Parents are often worried about who will care for their children if they unexpectedly pass away. It is generally the parents’ responsibility make that difficult decision. Abdicating that responsibility and delegating it to a court is unadvisable, as no court can have the same insight as you do when it comes to your family.

If you would like to ensure that your intentions for your children are faithfully executed, you can appoint a guardian in your last will and testament. Carefully drafting detailed instructions in your will is a specialty of attorneys experienced with estate planning.

Who is eligible to be a guardian?

In Tennessee, your guardian must be at least 18 years of age and be physically and emotionally fit to care for a child. Generally, parents should decide on a guardian that is stable and trustworthy enough to raise their child in the way they would want the child to be raised. Ideally, the guardian you choose will have similar moral and religious beliefs as you, have a stable living environment ideal for the child, and be someone the child is already comfortable with.
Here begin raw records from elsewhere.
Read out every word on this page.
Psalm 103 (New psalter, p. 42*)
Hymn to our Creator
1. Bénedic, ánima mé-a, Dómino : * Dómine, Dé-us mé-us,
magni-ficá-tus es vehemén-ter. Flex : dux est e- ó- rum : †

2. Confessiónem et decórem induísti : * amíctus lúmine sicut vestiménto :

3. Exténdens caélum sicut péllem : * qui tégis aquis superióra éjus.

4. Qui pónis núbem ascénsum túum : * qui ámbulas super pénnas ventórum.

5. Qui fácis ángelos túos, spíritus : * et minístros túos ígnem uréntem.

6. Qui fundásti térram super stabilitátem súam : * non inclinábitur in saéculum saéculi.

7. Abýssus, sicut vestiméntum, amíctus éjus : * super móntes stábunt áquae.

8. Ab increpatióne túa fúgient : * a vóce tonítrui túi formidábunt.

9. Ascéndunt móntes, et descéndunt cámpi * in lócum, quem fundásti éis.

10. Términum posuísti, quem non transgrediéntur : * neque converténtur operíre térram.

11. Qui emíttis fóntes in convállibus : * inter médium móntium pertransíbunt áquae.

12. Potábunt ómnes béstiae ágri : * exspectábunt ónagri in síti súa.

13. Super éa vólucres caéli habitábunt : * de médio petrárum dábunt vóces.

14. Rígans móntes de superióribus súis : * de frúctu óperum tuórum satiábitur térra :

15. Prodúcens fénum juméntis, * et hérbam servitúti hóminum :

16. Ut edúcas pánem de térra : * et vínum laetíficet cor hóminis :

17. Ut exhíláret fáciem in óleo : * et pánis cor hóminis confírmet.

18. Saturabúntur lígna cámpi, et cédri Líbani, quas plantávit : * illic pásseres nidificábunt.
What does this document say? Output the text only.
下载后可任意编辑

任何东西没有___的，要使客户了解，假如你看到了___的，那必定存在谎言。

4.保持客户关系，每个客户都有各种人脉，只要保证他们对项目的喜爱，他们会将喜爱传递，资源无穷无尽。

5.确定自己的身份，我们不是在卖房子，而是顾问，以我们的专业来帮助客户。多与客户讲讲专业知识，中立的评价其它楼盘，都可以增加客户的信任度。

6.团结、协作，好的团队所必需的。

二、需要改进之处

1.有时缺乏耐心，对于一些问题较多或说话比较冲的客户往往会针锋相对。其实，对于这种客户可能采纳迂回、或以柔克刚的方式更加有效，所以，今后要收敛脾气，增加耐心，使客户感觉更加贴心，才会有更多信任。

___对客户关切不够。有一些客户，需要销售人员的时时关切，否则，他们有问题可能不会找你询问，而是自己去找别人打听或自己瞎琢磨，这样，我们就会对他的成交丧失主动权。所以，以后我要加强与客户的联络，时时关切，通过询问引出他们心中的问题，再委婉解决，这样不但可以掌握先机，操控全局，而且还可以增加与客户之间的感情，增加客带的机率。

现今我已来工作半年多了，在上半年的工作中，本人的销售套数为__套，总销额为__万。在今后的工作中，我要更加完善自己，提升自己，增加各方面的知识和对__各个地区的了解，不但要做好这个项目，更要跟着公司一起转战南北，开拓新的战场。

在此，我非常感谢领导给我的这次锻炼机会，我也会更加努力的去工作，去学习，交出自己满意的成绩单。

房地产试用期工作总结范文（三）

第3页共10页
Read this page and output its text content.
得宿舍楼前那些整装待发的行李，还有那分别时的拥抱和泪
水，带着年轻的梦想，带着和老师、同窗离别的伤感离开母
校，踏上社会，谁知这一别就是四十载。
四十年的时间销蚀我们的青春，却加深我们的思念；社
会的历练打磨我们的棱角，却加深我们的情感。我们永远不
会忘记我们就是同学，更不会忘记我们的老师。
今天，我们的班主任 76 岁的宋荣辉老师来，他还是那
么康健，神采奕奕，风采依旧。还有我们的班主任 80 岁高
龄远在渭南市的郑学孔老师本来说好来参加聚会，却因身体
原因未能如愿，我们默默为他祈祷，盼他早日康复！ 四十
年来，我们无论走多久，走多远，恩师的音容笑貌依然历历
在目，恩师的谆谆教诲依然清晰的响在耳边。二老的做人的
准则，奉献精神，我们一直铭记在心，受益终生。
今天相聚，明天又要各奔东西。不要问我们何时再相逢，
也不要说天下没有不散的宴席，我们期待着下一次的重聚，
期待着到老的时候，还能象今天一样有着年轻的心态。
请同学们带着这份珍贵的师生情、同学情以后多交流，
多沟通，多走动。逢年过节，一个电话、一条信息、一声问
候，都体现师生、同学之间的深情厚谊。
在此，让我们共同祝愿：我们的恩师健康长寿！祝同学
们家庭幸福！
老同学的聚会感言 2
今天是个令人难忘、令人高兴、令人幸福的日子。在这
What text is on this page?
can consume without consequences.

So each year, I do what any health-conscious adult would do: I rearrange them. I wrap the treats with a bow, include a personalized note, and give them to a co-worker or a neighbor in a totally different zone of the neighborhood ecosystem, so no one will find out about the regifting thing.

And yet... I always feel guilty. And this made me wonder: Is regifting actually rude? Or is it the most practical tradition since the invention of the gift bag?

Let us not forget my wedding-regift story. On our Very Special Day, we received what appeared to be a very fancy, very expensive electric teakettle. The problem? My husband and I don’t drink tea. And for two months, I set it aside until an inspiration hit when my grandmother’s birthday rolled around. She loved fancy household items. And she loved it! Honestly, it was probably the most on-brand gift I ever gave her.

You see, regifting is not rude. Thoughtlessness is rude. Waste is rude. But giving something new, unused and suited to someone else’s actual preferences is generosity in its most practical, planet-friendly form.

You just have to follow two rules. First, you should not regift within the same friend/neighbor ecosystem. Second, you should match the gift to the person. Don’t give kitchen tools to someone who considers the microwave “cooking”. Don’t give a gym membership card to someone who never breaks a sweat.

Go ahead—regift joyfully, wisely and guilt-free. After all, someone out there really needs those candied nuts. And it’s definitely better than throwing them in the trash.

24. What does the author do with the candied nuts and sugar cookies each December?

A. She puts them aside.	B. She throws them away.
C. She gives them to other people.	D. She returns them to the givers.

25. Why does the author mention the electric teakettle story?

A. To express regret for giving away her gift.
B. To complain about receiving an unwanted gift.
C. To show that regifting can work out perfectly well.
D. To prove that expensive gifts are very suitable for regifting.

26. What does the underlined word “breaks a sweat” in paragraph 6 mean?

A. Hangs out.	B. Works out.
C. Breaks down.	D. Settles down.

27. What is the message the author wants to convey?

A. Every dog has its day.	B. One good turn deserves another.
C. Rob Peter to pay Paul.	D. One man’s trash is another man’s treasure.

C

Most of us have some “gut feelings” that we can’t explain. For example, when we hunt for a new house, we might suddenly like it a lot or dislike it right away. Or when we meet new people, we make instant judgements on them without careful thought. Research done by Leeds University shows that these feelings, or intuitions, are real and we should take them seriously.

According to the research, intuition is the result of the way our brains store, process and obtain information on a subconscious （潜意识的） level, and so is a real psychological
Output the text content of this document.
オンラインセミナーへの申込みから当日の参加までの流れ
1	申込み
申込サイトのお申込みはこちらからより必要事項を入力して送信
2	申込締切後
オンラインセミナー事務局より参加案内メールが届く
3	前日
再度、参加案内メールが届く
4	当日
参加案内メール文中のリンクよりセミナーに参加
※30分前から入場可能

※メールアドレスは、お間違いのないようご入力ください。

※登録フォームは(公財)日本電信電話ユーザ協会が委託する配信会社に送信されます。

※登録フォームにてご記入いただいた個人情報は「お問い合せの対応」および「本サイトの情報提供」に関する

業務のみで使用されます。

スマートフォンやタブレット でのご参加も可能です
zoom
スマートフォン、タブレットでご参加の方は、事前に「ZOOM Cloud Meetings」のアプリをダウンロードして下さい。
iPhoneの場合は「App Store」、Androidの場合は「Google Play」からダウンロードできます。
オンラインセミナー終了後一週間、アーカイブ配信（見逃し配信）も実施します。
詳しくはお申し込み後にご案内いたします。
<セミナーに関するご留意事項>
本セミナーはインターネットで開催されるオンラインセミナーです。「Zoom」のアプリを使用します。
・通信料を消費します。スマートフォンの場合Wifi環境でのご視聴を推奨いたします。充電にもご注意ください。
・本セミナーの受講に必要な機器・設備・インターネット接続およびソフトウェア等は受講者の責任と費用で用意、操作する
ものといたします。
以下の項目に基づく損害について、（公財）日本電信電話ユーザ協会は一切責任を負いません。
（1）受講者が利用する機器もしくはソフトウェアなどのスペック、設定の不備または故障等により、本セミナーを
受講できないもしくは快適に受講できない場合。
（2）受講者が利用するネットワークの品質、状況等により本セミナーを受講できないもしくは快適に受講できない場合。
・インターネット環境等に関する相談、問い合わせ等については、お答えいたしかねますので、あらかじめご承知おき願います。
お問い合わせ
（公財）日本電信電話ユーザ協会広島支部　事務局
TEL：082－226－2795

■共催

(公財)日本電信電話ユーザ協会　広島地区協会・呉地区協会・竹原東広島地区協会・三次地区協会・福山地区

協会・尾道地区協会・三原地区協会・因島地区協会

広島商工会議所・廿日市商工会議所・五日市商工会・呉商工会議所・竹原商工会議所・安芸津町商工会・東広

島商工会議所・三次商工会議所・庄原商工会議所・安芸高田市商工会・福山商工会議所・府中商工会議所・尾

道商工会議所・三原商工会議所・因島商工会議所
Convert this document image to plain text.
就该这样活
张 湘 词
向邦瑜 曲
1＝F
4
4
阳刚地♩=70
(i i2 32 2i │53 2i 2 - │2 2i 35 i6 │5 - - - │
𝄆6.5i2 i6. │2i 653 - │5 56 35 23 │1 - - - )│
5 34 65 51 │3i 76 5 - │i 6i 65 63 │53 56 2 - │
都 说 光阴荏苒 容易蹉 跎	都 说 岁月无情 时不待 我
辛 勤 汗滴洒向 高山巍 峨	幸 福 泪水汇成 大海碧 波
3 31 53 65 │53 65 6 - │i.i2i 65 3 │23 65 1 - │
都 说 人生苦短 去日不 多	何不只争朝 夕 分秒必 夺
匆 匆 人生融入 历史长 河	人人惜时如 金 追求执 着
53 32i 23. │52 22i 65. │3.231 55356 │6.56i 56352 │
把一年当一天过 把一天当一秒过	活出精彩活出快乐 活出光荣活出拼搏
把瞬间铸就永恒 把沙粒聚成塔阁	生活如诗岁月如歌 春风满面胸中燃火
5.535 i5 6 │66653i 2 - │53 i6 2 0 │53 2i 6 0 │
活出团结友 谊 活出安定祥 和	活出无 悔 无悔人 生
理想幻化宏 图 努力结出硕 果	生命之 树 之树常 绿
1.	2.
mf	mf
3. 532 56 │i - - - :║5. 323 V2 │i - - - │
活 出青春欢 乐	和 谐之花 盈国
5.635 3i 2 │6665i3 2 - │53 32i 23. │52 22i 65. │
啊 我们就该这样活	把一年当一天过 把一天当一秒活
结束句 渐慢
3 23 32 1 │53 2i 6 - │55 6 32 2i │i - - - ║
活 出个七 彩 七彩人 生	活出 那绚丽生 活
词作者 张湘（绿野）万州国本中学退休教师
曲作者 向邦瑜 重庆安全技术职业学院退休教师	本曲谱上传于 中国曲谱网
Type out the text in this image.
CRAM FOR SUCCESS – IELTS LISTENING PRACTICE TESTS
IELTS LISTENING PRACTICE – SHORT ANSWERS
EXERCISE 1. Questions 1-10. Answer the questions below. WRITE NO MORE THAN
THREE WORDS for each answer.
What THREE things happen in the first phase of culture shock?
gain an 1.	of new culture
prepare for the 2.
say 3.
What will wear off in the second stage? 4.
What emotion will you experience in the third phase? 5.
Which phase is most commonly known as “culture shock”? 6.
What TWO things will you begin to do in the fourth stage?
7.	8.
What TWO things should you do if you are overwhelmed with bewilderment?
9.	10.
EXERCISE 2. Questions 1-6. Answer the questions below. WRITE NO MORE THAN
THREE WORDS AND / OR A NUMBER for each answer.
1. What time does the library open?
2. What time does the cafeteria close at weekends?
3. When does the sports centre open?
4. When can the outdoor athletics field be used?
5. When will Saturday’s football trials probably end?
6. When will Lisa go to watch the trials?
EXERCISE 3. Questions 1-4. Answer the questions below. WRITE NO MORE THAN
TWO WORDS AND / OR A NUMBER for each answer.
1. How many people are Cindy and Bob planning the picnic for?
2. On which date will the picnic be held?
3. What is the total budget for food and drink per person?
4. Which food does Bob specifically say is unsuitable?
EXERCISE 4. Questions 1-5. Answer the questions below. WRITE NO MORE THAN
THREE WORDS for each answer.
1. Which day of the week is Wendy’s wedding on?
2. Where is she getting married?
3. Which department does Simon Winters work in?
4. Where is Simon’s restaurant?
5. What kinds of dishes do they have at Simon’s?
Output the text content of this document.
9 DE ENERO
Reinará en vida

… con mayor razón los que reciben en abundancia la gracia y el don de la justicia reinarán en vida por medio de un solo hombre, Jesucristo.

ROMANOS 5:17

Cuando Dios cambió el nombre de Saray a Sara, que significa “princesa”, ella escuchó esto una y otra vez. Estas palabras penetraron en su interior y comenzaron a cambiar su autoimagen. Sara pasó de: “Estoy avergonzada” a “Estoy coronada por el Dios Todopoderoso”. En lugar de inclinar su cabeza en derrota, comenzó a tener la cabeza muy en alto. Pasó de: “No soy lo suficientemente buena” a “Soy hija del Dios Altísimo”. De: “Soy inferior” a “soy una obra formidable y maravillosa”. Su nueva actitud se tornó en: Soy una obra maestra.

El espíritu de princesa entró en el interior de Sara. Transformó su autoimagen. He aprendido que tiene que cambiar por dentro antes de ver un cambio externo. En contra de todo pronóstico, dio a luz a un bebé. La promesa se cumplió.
Make sure your will is valid

Specifying a guardian and even a substitute guardian, in the event your initial guardian is unable to care for the child, can give you peace of mind and give your family a sense of security. To make sure your kids are cared for by the guardian you have appointed in your will, it is important that your will is valid under Tenn. Code Sec. 32-1-10. An attorney in your area can help draft your will and ensure that all the necessary criteria is met.